베를린, 마드리드, 카라카스의 월 평균 기온 시뮬레이션 숫자를 저장하는 DataFrame을 만들어 보겠습니다.

Kotlin DataFrame 라이브러리의 dataFrameOf() 함수를 사용하여 DataFrame을 생성합니다. Kotlin Notebook에 다음 코드 스니펫을 붙여넣고 실행합니다.

// The months variable stores a list with 12 months of the year
val months = listOf(
    "January", "February",
    "March", "April", "May",
    "June", "July", "August",
    "September", "October", "November",
    "December"
)
// The tempBerlin, tempMadrid, and tempCaracas variables store a list with temperature values for each month
val tempBerlin =
    listOf(-0.5, 0.0, 4.8, 9.0, 14.3, 17.5, 19.2, 18.9, 14.5, 9.7, 4.7, 1.0)
val tempMadrid =
    listOf(6.3, 7.9, 11.2, 12.9, 16.7, 21.1, 24.7, 24.2, 20.3, 15.4, 9.9, 6.6)
val tempCaracas =
    listOf(27.5, 28.9, 29.6, 30.9, 31.7, 35.1, 33.8, 32.2, 31.3, 29.4, 28.9, 27.6)

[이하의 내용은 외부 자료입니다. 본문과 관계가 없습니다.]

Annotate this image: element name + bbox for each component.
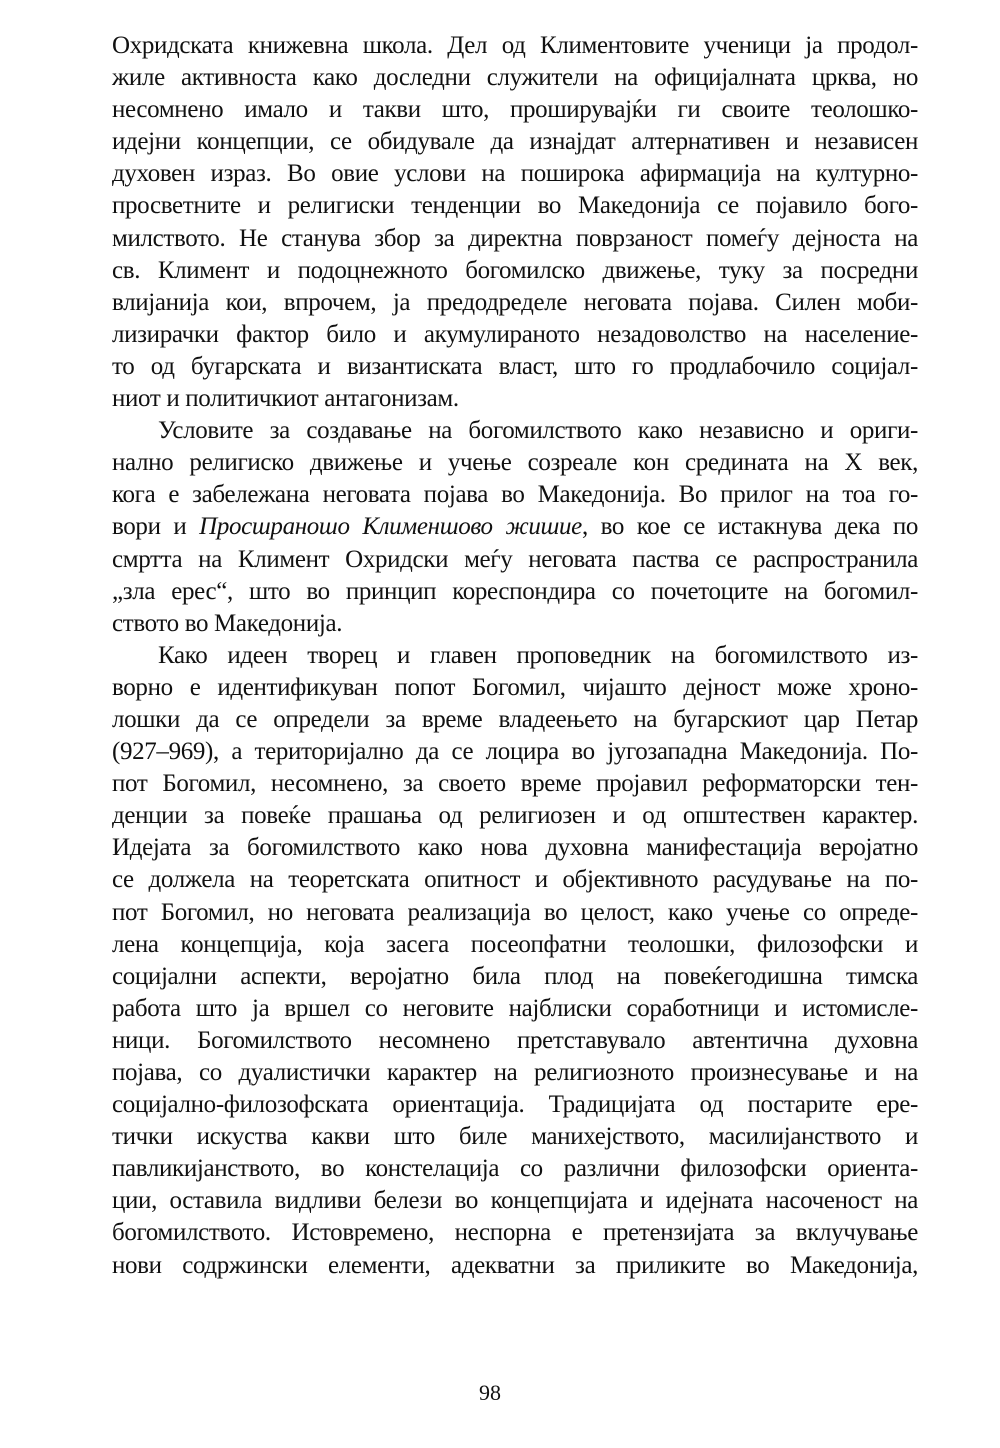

// The df variable stores a DataFrame of three columns, including monthly records, temperature, and cities
val df = dataFrameOf(
    "Month" to months + months + months,
    "Temperature" to tempBerlin + tempMadrid + tempCaracas,
    "City" to List(12) { "Berlin" } + List(12) { "Madrid" } + List(12) { "Caracas" }
)
df.head(4)

DataFrame에는 Month, Temperature 및 City의 세 열이 있습니다. DataFrame의 처음 네 행에는 1월부터 4월까지 베를린의 온도 기록이 포함되어 있습니다.

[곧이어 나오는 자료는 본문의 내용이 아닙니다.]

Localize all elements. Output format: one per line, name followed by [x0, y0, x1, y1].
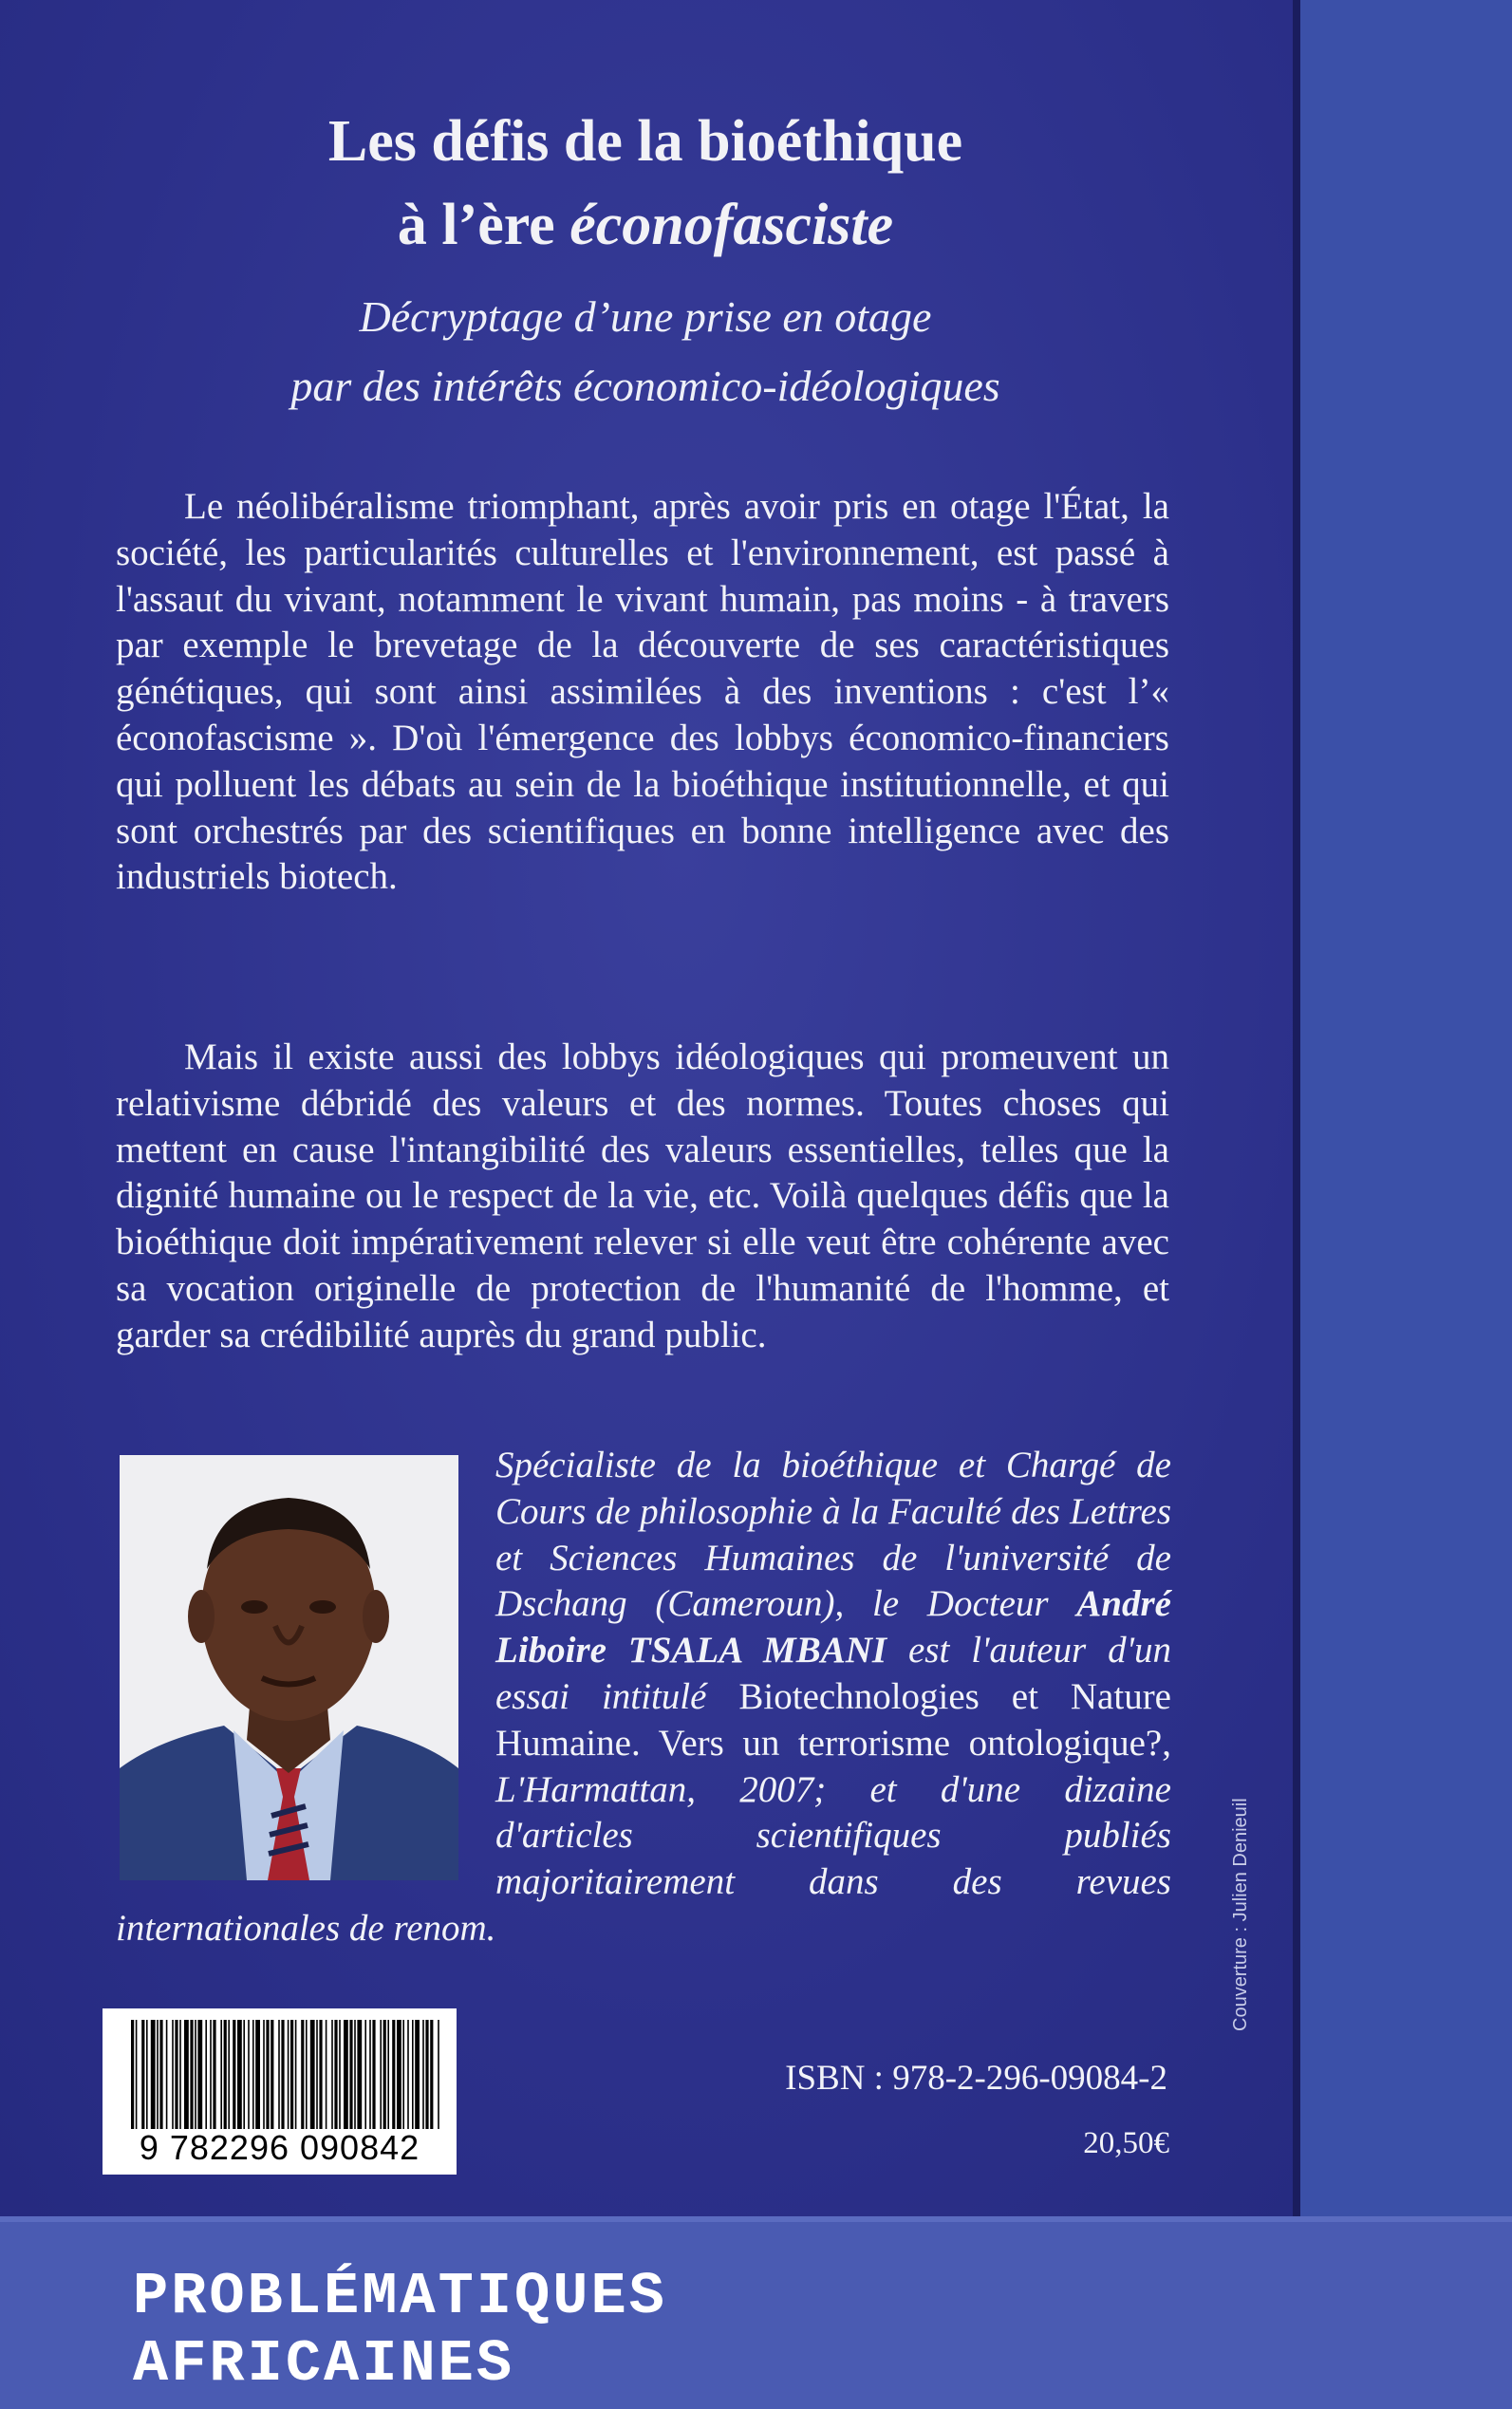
book-title-line1: Les défis de la bioéthique — [327, 109, 963, 174]
barcode-bar — [331, 2020, 333, 2129]
barcode-bar — [184, 2020, 189, 2129]
barcode-bar — [172, 2020, 174, 2129]
barcode-bar — [295, 2020, 297, 2129]
barcode-bar — [205, 2020, 207, 2129]
barcode-bar — [326, 2020, 327, 2129]
barcode-bar — [402, 2020, 404, 2129]
barcode-bar — [281, 2020, 284, 2129]
barcode-bar — [438, 2020, 439, 2129]
barcode-bar — [175, 2020, 177, 2129]
photo-wrap-spacer — [116, 1443, 495, 1889]
barcode-bar — [197, 2020, 202, 2129]
barcode-bar — [166, 2020, 168, 2129]
book-title-line2 — [152, 190, 1139, 260]
barcode-bar — [228, 2020, 230, 2129]
barcode-bar — [213, 2020, 215, 2129]
barcode-bar — [380, 2020, 382, 2129]
series-name-line1: PROBLÉMATIQUES — [133, 2263, 667, 2330]
barcode-bar — [131, 2020, 134, 2129]
barcode-bar — [151, 2020, 156, 2129]
barcode-bar — [255, 2020, 260, 2129]
barcode-bar — [339, 2020, 341, 2129]
barcode-bar — [266, 2020, 269, 2129]
author-bio — [116, 1443, 1171, 1952]
essay-title: Biotechnologies et Nature Humaine. Vers un terrorisme ontologique?, — [495, 1675, 1171, 1764]
barcode-bar — [210, 2020, 212, 2129]
barcode-bar — [288, 2020, 289, 2129]
bio-text-1: Spécialiste de la bioéthique et Chargé de Cours de philosophie à la Faculté des Lettres et Sciences Humaines de l'université de Dschang (Cameroun), le Docteur — [495, 1445, 1171, 1625]
barcode-bar — [372, 2020, 375, 2129]
barcode-bar — [357, 2020, 362, 2129]
barcode-bar — [271, 2020, 273, 2129]
barcode-bars — [131, 2020, 440, 2129]
barcode-bar — [412, 2020, 414, 2129]
barcode-bar — [243, 2020, 245, 2129]
barcode-bar — [306, 2020, 308, 2129]
barcode-bar — [179, 2020, 181, 2129]
barcode-bar — [349, 2020, 352, 2129]
barcode-bar — [422, 2020, 424, 2129]
subtitle-line2: par des intérêts économico-idéologiques — [290, 362, 1000, 410]
barcode-bar — [316, 2020, 318, 2129]
bio-text-3: L'Harmattan, 2007; et d'une dizaine d'articles scientifiques publiés majoritairement dans des revues internationales de renom. — [116, 1768, 1171, 1949]
barcode-bar — [310, 2020, 315, 2129]
barcode-bar — [263, 2020, 265, 2129]
barcode-bar — [334, 2020, 337, 2129]
barcode-bar — [237, 2020, 242, 2129]
barcode-bar — [407, 2020, 409, 2129]
isbn-number: ISBN : 978-2-296-09084-2 — [785, 2059, 1167, 2098]
barcode-digits: 9 782296 090842 — [139, 2128, 420, 2167]
series-name-line2: AFRICAINES — [133, 2330, 515, 2398]
barcode-bar — [157, 2020, 159, 2129]
barcode-bar — [159, 2020, 162, 2129]
spine-edge — [1293, 0, 1300, 2216]
author-name: André Liboire TSALA MBANI — [495, 1583, 1171, 1671]
barcode-bar — [344, 2020, 348, 2129]
barcode-bar — [383, 2020, 386, 2129]
barcode-bar — [354, 2020, 356, 2129]
cover-credit: Couverture : Julien Denieuil — [1230, 1798, 1251, 2031]
barcode-bar — [220, 2020, 222, 2129]
barcode-bar — [141, 2020, 144, 2129]
barcode-bar — [224, 2020, 227, 2129]
barcode-bar — [290, 2020, 293, 2129]
barcode-bar — [392, 2020, 395, 2129]
barcode-bar — [364, 2020, 366, 2129]
barcode-bar — [430, 2020, 433, 2129]
barcode-bar — [252, 2020, 254, 2129]
barcode-bar — [319, 2020, 322, 2129]
barcode-bar — [136, 2020, 138, 2129]
barcode-bar — [415, 2020, 420, 2129]
barcode-bar — [248, 2020, 250, 2129]
title-italic: éconofasciste — [569, 193, 894, 257]
spine-strip — [1300, 0, 1512, 2216]
blurb-paragraph-2: Mais il existe aussi des lobbys idéologiques qui promeuvent un relativisme débridé des valeurs et des normes. Toutes choses qui mettent en cause l'intangibilité des valeurs essentielles, telles que la dignité humaine ou le respect de la vie, etc. Voilà quelques défis que la bioéthique doit impérativement relever si elle veut être cohérente avec sa vocation originelle de protection de l'humanité de l'homme, et garder sa crédibilité auprès du grand public. — [116, 1036, 1169, 1355]
barcode-bar — [369, 2020, 371, 2129]
barcode-bar — [195, 2020, 196, 2129]
barcode-bar — [233, 2020, 235, 2129]
barcode-bar — [278, 2020, 280, 2129]
barcode-bar — [301, 2020, 304, 2129]
barcode-bar — [387, 2020, 389, 2129]
barcode-bar — [397, 2020, 401, 2129]
subtitle-line1: Décryptage d’une prise en otage — [359, 292, 932, 341]
barcode-bar — [425, 2020, 428, 2129]
blurb-paragraph-1: Le néolibéralisme triomphant, après avoir pris en otage l'État, la société, les particularités culturelles et l'environnement, est passé à l'assaut du vivant, notamment le vivant humain, pas moins - à travers par exemple le brevetage de la découverte de ses caractéristiques génétiques, qui sont ainsi assimilées à des inventions : c'est l’« éconofascisme ». D'où l'émergence des lobbys économico-financiers qui polluent les débats au sein de la bioéthique institutionnelle, et qui sont orchestrés par des scientifiques en bonne intelligence avec des industriels biotech. — [116, 486, 1169, 898]
barcode-bar — [146, 2020, 148, 2129]
isbn-barcode — [103, 2008, 457, 2175]
bio-text-2: est l'auteur d'un essai intitulé — [495, 1630, 1171, 1717]
price: 20,50€ — [1083, 2126, 1169, 2160]
title-prefix: à l’ère — [397, 193, 570, 257]
band-divider — [0, 2216, 1512, 2222]
barcode-bar — [190, 2020, 193, 2129]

LPK 라이브러리를 사용하여 플롯을 만들려면 데이터를 키-값 쌍으로 저장하는 Map 유형으로 데이터를 (df) 변환해야 합니다. .toMap() 함수를 사용하여 DataFrame을 Map으로 쉽게 변환할 수 있습니다.

val data = df.toMap()

산점도 만들기

LPK 라이브러리를 사용하여 Kotlin Notebook에서 산점도를 만들어 보겠습니다.

데이터가 Map 형식으로 있으면 LPK 라이브러리의 geomPoint() 함수를 사용하여 산점도를 생성합니다. X축 및 Y축의 값을 지정하고 범주와 해당 색상을 정의할 수 있습니다. 또한 필요에 따라 플롯 크기 및 점 모양을 customization할 수 있습니다.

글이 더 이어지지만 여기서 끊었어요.